⚫ home ⚫ about ⚫ pale of notes ⚫ articles by date

Numba vs Numpy: some sums

Numba is open-source optimizing compiler for Python. It seems work like magic: just add a simple decorator to your pure-python function, and it immediately becomes 200 times faster – at least, so clames the Wikipedia article about Numba. Even this is hard to believe, but Wikipedia goes further and claims that a vary naive implementation of a sum of a numpy array is 30% faster then numpy.sum. Somehow, I would expect that numpy.sum is as optimized as it can be, so this clame sounds even more ambitious. Let’s check this with some benchmarks!

System setup

As usual, I’m working on my Lenovo T440p laptop running AltLinux. It has mobile Haswell processor with 2 cores and 4 hardware threads.
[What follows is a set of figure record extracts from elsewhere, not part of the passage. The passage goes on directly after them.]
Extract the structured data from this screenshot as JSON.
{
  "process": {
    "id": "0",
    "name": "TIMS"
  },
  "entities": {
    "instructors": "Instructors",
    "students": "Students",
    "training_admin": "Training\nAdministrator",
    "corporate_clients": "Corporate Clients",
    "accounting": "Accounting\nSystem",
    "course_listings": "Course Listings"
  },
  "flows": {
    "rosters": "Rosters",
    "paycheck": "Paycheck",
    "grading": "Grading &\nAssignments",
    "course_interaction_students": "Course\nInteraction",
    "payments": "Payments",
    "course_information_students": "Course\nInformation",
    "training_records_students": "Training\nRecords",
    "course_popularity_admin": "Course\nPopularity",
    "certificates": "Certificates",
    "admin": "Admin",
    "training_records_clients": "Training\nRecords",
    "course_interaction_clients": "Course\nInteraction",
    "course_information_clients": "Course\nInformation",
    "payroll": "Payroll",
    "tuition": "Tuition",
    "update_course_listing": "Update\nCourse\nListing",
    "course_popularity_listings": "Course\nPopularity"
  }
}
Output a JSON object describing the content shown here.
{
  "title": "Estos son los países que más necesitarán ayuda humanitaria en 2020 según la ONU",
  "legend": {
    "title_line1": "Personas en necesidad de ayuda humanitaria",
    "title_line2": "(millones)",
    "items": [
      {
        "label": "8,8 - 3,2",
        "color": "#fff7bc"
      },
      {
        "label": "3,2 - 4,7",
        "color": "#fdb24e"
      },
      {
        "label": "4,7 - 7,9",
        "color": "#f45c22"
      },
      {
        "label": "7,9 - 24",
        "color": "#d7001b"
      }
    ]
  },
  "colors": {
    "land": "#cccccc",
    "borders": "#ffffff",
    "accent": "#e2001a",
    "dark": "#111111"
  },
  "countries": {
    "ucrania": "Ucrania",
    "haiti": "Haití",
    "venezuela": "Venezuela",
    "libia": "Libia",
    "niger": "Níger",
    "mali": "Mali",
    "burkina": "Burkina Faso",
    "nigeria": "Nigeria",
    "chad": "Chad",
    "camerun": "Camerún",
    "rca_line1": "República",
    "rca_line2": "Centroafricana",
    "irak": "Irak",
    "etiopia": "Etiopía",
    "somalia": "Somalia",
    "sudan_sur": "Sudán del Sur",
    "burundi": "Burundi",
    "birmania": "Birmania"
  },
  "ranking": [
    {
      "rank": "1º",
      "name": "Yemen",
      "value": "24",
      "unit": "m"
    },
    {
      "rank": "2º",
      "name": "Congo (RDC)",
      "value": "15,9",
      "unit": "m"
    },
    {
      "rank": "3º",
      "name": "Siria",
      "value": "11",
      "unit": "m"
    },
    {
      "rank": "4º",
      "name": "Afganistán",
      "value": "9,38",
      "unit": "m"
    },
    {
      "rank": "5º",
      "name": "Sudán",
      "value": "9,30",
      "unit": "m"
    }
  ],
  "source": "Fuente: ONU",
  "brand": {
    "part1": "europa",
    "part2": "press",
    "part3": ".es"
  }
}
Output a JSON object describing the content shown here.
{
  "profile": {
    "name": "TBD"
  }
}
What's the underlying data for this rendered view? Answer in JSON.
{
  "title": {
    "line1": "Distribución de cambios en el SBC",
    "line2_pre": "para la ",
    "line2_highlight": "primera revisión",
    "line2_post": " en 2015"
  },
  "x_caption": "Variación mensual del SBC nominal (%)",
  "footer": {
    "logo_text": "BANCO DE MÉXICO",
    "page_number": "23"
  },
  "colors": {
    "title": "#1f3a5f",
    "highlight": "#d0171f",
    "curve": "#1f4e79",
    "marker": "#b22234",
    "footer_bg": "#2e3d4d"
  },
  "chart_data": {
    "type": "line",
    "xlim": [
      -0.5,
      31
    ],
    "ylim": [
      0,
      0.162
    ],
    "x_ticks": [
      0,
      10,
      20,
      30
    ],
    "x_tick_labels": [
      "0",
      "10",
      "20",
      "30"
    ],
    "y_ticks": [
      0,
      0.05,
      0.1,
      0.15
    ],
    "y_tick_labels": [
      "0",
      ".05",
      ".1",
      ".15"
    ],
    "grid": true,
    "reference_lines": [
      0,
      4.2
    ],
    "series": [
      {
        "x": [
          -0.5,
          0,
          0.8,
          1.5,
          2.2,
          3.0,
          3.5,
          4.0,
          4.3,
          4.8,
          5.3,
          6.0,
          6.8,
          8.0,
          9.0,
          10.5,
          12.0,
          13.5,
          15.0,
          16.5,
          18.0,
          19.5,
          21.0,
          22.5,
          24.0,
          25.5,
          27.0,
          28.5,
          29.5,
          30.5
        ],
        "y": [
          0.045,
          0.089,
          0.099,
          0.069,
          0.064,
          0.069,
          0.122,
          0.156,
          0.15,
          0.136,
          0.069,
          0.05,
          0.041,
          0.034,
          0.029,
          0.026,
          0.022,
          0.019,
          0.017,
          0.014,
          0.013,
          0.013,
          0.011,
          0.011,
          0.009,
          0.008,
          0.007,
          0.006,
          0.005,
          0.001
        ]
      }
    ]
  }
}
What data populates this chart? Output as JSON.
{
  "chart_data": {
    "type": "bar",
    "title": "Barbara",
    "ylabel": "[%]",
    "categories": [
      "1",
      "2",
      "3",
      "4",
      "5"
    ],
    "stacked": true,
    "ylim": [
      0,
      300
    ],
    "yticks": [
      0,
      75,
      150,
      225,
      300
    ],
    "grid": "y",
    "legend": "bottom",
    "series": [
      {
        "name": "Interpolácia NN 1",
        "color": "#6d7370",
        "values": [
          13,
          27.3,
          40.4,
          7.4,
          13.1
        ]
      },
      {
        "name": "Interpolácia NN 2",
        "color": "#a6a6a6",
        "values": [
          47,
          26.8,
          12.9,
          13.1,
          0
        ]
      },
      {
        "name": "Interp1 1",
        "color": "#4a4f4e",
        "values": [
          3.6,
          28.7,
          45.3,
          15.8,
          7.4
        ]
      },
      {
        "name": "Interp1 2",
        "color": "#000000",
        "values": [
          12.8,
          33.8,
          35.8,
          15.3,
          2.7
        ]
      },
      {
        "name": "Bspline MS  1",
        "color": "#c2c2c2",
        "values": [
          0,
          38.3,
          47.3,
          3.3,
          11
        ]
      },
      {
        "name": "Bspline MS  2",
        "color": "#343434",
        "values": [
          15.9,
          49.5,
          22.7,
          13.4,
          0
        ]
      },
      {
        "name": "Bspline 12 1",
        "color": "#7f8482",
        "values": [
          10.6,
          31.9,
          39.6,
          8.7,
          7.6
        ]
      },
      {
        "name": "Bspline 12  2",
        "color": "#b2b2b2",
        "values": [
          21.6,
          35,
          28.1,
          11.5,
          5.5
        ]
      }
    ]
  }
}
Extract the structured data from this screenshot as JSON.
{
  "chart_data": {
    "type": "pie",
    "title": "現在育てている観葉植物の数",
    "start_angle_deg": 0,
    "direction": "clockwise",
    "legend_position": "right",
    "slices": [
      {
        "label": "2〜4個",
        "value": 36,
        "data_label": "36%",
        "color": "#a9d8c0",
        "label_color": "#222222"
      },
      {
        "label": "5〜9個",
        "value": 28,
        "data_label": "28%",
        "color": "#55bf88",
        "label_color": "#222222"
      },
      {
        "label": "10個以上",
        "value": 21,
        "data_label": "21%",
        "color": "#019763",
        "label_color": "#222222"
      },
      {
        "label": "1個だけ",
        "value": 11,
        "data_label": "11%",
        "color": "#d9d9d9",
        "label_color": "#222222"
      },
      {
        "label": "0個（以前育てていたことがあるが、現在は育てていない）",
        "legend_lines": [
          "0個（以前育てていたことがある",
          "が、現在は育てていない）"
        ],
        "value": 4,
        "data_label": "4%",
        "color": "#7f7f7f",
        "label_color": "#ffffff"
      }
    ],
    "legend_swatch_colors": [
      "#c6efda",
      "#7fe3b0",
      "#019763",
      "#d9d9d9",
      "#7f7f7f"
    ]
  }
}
To make benchmarks more reproducible, I’ve disabled TurboBoost and locked scaling to almost 2 GHz (~1995).

%%sh
uname -a
Linux imelnikov.localdomain 4.14.24-un-def-alt0.M80P.1 #1 SMP PREEMPT Tue Mar 6 15:00:33 UTC 2018 x86_64 GNU/Linux
%%sh
cat /proc/cpuinfo | egrep '^model name|Hz'
model name	: Intel(R) Core(TM) i5-4300M CPU @ 2.60GHz
cpu MHz		: 1995.544
model name	: Intel(R) Core(TM) i5-4300M CPU @ 2.60GHz
cpu MHz		: 1995.545
model name	: Intel(R) Core(TM) i5-4300M CPU @ 2.60GHz
cpu MHz		: 1995.545
model name	: Intel(R) Core(TM) i5-4300M CPU @ 2.60GHz
cpu MHz		: 1995.543

Let’s import some modules and check the versions:

import sys
import numba
import numpy as np
import matplotlib.pyplot as plt
plt.style.use('ggplot')
print("python version:", ''.join(sys.version.splitlines()))
print("numpy version:", np.__version__)
print("numba version:", numba.__version__)
python version: 3.6.4 |Anaconda custom (64-bit)| (default, Jan 16 2018, 18:10:19) [GCC 7.2.0]
numpy version: 1.14.0
numba version: 0.36.2
np.random.seed(42)

System under test

Here is the code from Wikipedia:

def sum1d(my_double_array):
    total = 0.0
    for i in range(my_double_array.shape[0]):
        total += my_double_array[i]
    return total

Numba’s jit is intended to be used as decorator, but we’re going to call it explicitly to make sure we run the same code with and without jit:

sum1d_jit = numba.jit(nopython=True)(sum1d)
sum1d_jit
CPUDispatcher(<function sum1d at 0x7fb4eee77158>)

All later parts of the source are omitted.